4. Here is a recipe for getting those things.

And hence, our value system has been infiltrated under the premise of giving us a winner’s makeover. 

So what does this mean for all the late bloomers? For all the people who have not even sprouted, or those who are still seedlings, being drowned by the same rain that is watering other roots? The first thing to do is to acknowledge your own truth. The world isn’t simply high achieving winners and unmotivated losers who refuse to get their shit together. Some people are winning because of their depravity or ability to compromise their integrity. Some people are losing because someone sabotaged them.  

Don’t drink the "cool-aid" of self-made success — it’s a known carcinogen. 

You can definitely be anything your mind can conceive. However, it is unwise for most of us to imbibe the toxic mindset of self-made success.

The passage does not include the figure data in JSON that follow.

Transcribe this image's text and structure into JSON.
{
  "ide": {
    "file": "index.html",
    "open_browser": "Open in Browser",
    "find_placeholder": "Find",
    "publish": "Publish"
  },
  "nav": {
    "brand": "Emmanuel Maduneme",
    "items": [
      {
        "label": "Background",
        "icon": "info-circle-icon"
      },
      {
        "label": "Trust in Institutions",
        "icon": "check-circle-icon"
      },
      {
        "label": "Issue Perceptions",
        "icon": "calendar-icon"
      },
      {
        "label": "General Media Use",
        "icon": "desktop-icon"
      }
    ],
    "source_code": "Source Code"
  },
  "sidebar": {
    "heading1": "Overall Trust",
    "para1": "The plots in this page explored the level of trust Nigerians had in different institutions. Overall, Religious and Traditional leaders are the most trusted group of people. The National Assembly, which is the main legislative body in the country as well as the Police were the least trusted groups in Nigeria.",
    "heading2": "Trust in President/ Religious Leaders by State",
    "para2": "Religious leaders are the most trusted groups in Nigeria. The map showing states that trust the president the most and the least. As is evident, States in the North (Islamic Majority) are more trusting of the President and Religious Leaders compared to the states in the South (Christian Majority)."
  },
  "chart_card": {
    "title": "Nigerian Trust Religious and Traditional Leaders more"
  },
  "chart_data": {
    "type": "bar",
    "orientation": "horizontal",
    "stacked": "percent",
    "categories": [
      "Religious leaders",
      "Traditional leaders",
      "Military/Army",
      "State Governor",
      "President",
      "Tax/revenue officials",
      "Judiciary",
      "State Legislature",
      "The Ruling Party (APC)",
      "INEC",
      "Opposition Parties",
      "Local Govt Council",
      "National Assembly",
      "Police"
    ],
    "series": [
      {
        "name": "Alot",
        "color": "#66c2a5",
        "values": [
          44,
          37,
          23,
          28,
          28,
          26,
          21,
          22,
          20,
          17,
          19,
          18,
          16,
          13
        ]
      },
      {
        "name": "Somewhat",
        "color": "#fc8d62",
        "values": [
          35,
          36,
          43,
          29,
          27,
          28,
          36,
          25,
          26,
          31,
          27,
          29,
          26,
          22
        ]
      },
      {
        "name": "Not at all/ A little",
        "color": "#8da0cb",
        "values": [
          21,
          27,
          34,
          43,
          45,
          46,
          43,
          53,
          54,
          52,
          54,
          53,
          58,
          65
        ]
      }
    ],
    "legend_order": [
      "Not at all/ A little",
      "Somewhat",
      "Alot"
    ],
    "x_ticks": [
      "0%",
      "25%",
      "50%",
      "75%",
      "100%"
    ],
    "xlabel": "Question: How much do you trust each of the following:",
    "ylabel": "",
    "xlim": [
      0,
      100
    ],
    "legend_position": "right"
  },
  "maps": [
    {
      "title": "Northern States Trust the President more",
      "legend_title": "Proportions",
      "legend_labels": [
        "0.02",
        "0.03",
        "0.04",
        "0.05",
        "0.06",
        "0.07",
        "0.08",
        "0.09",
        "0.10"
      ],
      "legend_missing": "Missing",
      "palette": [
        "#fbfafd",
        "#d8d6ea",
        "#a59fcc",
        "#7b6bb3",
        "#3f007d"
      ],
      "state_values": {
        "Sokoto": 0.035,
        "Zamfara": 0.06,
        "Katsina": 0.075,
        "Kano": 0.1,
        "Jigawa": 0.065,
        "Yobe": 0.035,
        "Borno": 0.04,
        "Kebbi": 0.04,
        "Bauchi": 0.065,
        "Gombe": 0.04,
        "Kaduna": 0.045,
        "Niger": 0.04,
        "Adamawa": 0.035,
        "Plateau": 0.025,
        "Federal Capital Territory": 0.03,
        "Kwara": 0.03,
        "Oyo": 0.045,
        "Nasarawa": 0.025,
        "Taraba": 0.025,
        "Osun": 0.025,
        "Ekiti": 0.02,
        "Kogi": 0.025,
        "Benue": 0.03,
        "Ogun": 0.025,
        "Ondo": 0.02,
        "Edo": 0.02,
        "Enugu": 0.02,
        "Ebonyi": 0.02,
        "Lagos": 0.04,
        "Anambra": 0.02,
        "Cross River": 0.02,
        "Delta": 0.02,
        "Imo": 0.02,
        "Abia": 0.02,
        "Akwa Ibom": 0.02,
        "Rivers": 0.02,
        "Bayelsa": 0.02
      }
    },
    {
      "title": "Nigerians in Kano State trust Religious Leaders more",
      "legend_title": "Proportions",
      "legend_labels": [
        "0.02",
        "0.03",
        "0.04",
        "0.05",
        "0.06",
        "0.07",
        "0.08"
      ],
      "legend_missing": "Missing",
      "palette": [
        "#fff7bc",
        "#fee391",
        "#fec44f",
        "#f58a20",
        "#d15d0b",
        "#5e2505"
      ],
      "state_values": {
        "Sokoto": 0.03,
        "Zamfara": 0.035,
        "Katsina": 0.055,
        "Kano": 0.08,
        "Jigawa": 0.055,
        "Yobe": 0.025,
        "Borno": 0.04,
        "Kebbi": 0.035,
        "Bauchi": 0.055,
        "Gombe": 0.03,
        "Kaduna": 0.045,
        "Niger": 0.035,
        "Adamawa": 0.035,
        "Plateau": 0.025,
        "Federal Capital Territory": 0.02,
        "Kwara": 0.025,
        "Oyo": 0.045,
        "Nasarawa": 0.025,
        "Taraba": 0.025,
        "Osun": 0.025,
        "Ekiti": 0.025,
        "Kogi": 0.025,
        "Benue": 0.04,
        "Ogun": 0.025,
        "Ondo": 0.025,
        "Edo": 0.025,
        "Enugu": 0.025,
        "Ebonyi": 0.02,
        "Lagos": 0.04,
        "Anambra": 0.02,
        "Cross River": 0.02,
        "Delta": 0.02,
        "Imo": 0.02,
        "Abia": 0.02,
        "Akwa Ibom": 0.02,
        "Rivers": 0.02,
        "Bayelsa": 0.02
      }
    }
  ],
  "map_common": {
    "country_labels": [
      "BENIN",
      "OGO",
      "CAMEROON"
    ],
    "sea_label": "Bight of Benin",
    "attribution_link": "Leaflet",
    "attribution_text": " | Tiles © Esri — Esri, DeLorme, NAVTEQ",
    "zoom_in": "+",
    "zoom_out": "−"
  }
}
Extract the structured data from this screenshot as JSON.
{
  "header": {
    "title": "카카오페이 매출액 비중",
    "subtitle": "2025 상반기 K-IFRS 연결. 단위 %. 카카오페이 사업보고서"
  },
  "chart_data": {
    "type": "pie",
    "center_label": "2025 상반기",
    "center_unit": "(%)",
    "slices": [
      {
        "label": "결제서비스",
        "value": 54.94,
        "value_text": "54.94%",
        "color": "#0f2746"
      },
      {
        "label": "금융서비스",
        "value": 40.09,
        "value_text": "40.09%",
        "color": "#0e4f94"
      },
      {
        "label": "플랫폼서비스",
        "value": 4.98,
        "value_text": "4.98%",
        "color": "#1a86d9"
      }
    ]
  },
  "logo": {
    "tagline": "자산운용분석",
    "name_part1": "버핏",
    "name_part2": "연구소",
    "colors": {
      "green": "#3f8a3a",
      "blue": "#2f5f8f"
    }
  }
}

In reality, most of us have advantages that were created by the sacrifices of those who came before us. Without those advantages, life can feel like a rigged game we are destined to lose. "Winners" should learn to be grateful for the gains they secured from the winning the genetic lottery.

If you are struggling, please learn to have empathy for yourself, for your own limitations and for the narratives of those who are less privileged than you are. It’s OK to feel like a loser. It just means you are human and your time to win hasn’t arrived, yet.